The neutrality of the judges in a constitutional court can promote internal peace. However, judges are not free from their own views or preferences on the kind of federalism they prefer. For the United States it has been shown that federalism rulings may either strengthen state rights or the federal government depending on the contemporary majorities in the Supreme Court. (Sturm 2013: 60) Building the capacity and independence of the judiciary is very important in new federal states. Resolving such disputes can put a high court in the sometimes difficult position of rejecting an action or law that a powerful government considers important. Without a strong, competent and independent judiciary, the autonomy of the subnational units may be encroached on without any redress. The structure and jurisdiction of the courts is therefore an important to making sure that intergovernmental relations are based on the rule of law.

Power Sharing Arrangements/Consociationalism

Consociationalism describes arrangements where political structures make provisions to include members of various ethnic, religious or language groups in the central government, political party system, civil service, etc. For example, in Belgium the federal cabinet must be composed equally of Dutch-and French speakers (the prime minister is not included and could be either). Parliament normally deals with issues through majority votes, but a proposed measure that is considered to be of vital interest to one of the cultural communities will require a double majority of deputies from both communities, with each deputy voting as an individual.

In many federations, there is a form of either formal or informal representation of all groups or territories in the federal cabinet. For example:

• In Ethiopia, the federal executive consists of the ceremonial president and a powerful Prime Minister along with his or her cabinet. The composition of the cabinet seeks to reflect the country’s diversity as a result of constitutional principle and practice.

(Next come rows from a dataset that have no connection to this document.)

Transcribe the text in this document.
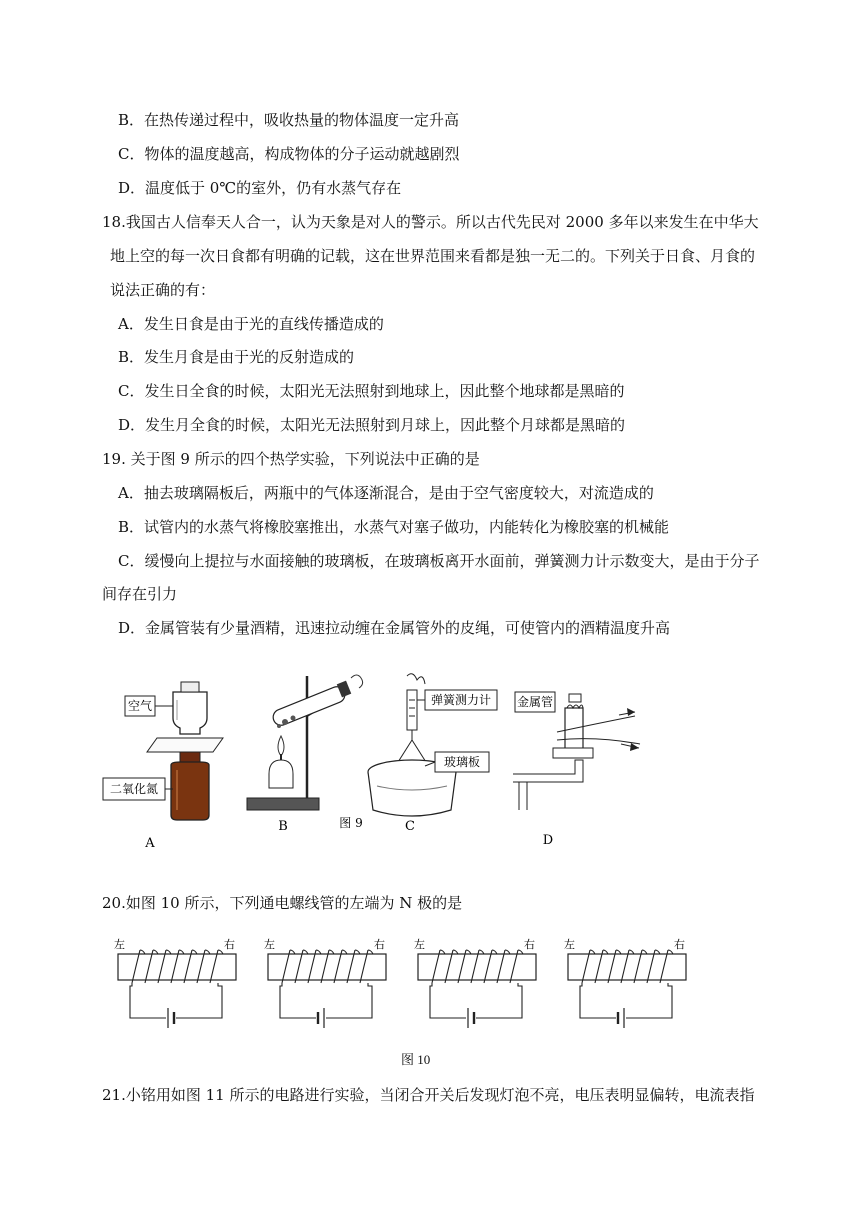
B．在热传递过程中，吸收热量的物体温度一定升高
C．物体的温度越高，构成物体的分子运动就越剧烈
D．温度低于 0℃的室外，仍有水蒸气存在
18.我国古人信奉天人合一，认为天象是对人的警示。所以古代先民对 2000 多年以来发生在中华大
地上空的每一次日食都有明确的记载，这在世界范围来看都是独一无二的。下列关于日食、月食的
说法正确的有：
A．发生日食是由于光的直线传播造成的
B．发生月食是由于光的反射造成的
C．发生日全食的时候，太阳光无法照射到地球上，因此整个地球都是黑暗的
D．发生月全食的时候，太阳光无法照射到月球上，因此整个月球都是黑暗的
19. 关于图 9 所示的四个热学实验，下列说法中正确的是
A．抽去玻璃隔板后，两瓶中的气体逐渐混合，是由于空气密度较大，对流造成的
B．试管内的水蒸气将橡胶塞推出，水蒸气对塞子做功，内能转化为橡胶塞的机械能
C．缓慢向上提拉与水面接触的玻璃板，在玻璃板离开水面前，弹簧测力计示数变大，是由于分子
间存在引力
D．金属管装有少量酒精，迅速拉动缠在金属管外的皮绳，可使管内的酒精温度升高
空气
二氧化氮
B
弹簧测力计
玻璃板
C
金属管
D
A
图 9
20.如图 10 所示，下列通电螺线管的左端为 N 极的是
左	右	左	右	左	右	左	右
图 10
21.小铭用如图 11 所示的电路进行实验，当闭合开关后发现灯泡不亮，电压表明显偏转，电流表指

• In Nigeria, under the federal character principle enshrined in the Constitution, a candidate for president or governor is expected to exercise his or her powers of appointment with due regard to the federal character of Nigeria, or the diversity of people within the state and the need to promote national unity. The president is specifically required to ‘appoint at least one minister from each state, who shall be an indigene of such state.’

• In Switzerland, the composition of the Federal Council has mirrored the representation of the four major political parties in the federal parliament none of which holds a majority.

• In Spain specific portfolios are often reserved to ministers from certain autonomous communities.

The Issue of Secession

There is no standard constitutional approach to dealing with the possibility of secession. Many federations have constitutional provisions that assert the eternal unity of the country or exclude the possibility of secession. The United States, Mexico, Brazil, Nigeria, India, and Spain are such examples. In other cases, such as Australia, Germany and Switzerland, the constitution is silent on the issue.

Ethiopia’s new constitution is unusual in providing a formal right to secession, though this remains controversial and untested International law sees the right of secession as legitimate only in cases of severe abuse of the human rights of a population and as a result of decolonization. The international community is normally against secession because it can destabilize international relations.